Question

A sign has a mass of 1050 kg, a height h = 1 m, and a width W = 4 m. It is held by a light rod of length 5 m that is perpendicular to a rough wall. A guy wire at 23° to the horizontal holds the sign to the wall. Note that the distance from the left edge of the sign to the wall is 1 m. Suppose we rely upon friction between the wall and the rod to hold up the sign (there is no hinge attaching the rod to the wall). What is the smallest value of the coefficient of friction μ such that the sign will remain in place? μ =

Answer 1

Answer:

μminimum = 0.2829

Explanation:

Draw a free body diagram of the rod.

Split all forces on the rod into their vertical and horizontal components.

Choose a pivot point so that the torque equation only has one unknown.

ΣFx = 0  (→)    ⇒   N - Tx = 0      (1)

ΣFy = 0    (↑)  ⇒   Ff + Ty - FL - FR = f + Ty - Wsign = 0     (2)
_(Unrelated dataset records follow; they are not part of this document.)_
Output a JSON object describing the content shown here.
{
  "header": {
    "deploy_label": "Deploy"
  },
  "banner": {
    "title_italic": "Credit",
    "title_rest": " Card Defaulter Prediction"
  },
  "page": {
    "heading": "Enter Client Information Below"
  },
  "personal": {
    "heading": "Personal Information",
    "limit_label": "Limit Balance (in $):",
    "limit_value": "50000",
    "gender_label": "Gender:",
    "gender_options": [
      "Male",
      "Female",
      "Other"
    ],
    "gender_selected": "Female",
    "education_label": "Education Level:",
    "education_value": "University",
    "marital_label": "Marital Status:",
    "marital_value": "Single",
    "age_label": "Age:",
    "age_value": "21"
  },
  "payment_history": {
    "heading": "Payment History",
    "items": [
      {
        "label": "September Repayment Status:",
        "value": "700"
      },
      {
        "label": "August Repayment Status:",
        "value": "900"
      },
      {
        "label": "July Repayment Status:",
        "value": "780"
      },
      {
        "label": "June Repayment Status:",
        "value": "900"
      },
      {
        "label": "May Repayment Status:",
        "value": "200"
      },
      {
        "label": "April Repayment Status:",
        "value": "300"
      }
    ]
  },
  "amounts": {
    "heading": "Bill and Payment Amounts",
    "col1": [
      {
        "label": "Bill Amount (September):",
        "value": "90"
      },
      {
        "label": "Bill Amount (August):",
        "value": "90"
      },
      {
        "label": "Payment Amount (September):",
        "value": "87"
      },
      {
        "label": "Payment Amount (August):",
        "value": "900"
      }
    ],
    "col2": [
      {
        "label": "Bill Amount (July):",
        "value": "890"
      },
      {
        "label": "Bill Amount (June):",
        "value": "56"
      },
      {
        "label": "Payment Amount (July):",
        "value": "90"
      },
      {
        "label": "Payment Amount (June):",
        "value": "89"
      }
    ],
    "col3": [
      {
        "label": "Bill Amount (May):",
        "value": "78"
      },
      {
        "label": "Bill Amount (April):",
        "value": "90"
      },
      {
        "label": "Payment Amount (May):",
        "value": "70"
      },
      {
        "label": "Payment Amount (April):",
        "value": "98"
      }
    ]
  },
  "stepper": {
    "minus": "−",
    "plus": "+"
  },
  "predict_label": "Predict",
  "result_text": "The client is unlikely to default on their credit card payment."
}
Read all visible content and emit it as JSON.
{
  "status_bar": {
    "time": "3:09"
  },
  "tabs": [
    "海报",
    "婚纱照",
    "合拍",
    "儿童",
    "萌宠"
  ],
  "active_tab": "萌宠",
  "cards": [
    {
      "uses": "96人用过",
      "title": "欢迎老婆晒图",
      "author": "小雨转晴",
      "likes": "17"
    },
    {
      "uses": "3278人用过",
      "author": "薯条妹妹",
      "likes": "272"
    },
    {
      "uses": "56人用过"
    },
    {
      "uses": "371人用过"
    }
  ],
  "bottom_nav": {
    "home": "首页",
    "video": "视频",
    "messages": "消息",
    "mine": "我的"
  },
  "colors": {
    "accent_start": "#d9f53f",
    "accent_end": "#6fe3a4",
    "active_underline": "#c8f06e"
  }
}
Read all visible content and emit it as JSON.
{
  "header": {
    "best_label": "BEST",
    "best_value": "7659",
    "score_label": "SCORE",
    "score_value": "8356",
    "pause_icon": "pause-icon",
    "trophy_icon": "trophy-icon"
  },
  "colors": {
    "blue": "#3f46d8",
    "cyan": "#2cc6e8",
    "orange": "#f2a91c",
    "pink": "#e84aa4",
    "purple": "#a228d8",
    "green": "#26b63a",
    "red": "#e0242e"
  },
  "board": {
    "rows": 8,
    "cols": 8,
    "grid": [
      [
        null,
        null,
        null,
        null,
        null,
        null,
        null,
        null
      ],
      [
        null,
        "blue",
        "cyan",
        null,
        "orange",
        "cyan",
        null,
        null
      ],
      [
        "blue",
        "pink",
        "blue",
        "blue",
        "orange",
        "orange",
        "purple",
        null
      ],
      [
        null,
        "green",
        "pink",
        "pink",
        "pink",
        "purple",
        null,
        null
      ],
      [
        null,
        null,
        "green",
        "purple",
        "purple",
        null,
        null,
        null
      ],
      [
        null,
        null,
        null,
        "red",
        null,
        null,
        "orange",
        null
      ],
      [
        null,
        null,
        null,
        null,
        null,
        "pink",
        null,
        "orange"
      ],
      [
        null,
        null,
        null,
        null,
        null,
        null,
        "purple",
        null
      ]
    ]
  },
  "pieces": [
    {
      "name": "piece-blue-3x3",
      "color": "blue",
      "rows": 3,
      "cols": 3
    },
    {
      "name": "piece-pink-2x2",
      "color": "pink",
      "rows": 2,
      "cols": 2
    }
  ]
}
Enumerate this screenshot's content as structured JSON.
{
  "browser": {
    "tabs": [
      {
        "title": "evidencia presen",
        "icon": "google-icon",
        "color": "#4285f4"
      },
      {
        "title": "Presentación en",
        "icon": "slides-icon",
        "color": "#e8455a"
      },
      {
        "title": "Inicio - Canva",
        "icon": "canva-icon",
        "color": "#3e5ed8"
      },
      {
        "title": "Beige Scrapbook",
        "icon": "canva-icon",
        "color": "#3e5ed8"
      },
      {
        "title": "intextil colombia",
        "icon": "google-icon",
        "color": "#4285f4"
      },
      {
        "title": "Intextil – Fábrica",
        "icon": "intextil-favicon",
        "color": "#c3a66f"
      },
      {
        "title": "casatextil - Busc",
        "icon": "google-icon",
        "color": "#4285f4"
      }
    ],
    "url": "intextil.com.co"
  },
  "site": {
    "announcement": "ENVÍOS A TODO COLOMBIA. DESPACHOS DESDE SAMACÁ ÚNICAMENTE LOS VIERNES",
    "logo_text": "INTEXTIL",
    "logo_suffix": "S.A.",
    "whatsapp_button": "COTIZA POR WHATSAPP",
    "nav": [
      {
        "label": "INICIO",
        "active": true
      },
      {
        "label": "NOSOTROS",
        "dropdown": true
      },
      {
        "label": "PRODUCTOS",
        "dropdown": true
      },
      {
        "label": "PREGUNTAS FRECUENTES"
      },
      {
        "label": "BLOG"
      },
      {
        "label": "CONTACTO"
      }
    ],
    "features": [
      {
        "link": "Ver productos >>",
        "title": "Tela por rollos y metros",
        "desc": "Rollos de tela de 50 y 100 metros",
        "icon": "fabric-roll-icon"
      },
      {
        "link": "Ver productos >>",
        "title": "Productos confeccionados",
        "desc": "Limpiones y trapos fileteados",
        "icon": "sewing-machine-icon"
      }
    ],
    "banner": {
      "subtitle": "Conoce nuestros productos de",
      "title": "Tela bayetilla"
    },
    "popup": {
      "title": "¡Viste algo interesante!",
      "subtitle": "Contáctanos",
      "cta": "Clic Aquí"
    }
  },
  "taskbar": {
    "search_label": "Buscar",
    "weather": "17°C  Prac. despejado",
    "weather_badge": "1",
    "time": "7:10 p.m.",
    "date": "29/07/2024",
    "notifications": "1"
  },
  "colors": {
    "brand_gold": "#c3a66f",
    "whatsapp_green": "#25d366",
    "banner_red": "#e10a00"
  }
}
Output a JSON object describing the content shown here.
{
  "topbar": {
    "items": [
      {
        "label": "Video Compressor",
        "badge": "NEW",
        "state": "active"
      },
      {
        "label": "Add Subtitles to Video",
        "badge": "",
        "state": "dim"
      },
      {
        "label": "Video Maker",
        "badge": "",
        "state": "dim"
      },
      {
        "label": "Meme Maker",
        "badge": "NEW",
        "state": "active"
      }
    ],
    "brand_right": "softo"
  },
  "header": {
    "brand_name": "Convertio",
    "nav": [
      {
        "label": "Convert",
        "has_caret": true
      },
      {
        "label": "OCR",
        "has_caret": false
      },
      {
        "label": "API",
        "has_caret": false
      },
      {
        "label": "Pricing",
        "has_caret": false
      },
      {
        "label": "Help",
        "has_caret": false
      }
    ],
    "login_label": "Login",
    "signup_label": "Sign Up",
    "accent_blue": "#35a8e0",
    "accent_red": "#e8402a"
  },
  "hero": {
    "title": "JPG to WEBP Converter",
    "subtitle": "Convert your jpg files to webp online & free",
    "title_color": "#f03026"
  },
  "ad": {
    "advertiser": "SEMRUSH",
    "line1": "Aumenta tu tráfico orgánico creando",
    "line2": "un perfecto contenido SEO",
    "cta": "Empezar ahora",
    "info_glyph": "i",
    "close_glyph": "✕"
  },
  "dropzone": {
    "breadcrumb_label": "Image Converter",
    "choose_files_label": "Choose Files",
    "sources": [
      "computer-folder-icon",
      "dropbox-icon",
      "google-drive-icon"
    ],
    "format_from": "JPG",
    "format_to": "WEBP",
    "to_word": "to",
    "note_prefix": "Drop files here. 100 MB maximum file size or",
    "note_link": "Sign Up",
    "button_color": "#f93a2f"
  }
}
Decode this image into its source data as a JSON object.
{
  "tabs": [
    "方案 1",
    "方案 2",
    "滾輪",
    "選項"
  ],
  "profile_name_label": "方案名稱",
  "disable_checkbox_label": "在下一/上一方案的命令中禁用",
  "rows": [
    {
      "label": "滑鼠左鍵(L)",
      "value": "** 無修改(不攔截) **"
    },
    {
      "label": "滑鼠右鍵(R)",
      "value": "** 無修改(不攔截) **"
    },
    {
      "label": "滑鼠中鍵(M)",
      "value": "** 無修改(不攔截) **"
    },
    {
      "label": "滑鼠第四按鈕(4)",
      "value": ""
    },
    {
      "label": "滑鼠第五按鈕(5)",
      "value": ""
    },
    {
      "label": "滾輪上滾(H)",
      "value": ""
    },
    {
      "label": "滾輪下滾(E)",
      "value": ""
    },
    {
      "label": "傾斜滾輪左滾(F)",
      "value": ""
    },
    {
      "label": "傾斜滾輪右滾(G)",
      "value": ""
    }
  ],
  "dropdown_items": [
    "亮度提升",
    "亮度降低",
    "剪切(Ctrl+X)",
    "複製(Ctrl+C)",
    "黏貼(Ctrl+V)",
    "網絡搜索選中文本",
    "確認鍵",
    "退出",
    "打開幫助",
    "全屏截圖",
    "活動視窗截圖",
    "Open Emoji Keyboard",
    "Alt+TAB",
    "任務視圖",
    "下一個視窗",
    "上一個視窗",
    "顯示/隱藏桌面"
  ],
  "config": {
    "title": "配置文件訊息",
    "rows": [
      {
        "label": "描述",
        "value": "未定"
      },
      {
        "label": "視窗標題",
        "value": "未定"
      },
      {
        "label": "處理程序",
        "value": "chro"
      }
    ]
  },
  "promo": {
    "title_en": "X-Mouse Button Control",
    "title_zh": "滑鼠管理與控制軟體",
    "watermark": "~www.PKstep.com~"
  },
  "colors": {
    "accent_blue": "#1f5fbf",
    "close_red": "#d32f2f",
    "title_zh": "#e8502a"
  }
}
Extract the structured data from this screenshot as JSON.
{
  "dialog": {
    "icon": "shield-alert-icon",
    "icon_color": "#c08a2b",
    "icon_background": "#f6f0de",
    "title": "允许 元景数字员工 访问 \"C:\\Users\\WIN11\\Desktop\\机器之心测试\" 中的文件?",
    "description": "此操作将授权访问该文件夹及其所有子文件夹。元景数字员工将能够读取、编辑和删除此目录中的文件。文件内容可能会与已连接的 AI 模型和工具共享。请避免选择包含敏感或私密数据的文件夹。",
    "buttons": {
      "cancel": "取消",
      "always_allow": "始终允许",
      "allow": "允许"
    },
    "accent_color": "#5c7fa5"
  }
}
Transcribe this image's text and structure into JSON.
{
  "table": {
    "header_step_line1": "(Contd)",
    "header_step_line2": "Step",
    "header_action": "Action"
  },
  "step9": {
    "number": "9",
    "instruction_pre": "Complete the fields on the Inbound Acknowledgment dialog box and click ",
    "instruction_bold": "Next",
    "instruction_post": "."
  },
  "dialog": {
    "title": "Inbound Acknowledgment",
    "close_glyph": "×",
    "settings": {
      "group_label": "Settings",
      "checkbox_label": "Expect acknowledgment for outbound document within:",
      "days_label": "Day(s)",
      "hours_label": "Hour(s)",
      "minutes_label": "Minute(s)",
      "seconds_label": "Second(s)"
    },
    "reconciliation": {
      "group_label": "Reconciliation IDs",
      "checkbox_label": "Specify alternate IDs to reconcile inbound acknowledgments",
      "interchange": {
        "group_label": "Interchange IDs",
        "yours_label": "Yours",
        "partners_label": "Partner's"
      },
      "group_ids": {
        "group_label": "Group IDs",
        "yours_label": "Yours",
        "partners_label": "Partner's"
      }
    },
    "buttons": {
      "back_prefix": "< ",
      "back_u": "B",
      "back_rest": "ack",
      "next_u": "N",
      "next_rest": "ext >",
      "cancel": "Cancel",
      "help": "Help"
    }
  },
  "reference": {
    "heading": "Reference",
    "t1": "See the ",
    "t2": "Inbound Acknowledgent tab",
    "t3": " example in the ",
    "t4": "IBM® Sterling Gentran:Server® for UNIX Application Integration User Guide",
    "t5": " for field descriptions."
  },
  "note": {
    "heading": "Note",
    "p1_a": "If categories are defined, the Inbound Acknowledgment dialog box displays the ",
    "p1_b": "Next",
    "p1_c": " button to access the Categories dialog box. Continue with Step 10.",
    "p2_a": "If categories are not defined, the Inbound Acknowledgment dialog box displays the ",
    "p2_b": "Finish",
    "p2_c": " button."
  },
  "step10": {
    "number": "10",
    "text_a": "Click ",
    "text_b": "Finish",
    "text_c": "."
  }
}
Στ = 0    ⇒     - Ff*(5 m) + FL*(4 m) = - Ff*(5 m) + (Wsign/2)*(4 m) = 0      (3)

[If you choose the axis of rotation at the end of the rod furthest away from the wall]

Trigonometry tells us that Ty/Tx = tan(23°)      (4)

To get Ff use equation (3)

Ff = (2/5) Wsign

To get Ty use equation (2)

Ty = (3/5) Wsign

To get Tx use equation (4)

Tx = (3/5) Wsign / tan(23°)

To get N use equation (1)

N = (3/5) Wsign / tan(23°)

Since f ≤ μ N for static friction,

μminimum = Ff / N = (2/3) tan(23°)  = 0.2829

The answer (in this particular case) does not depend on the weight of the sign.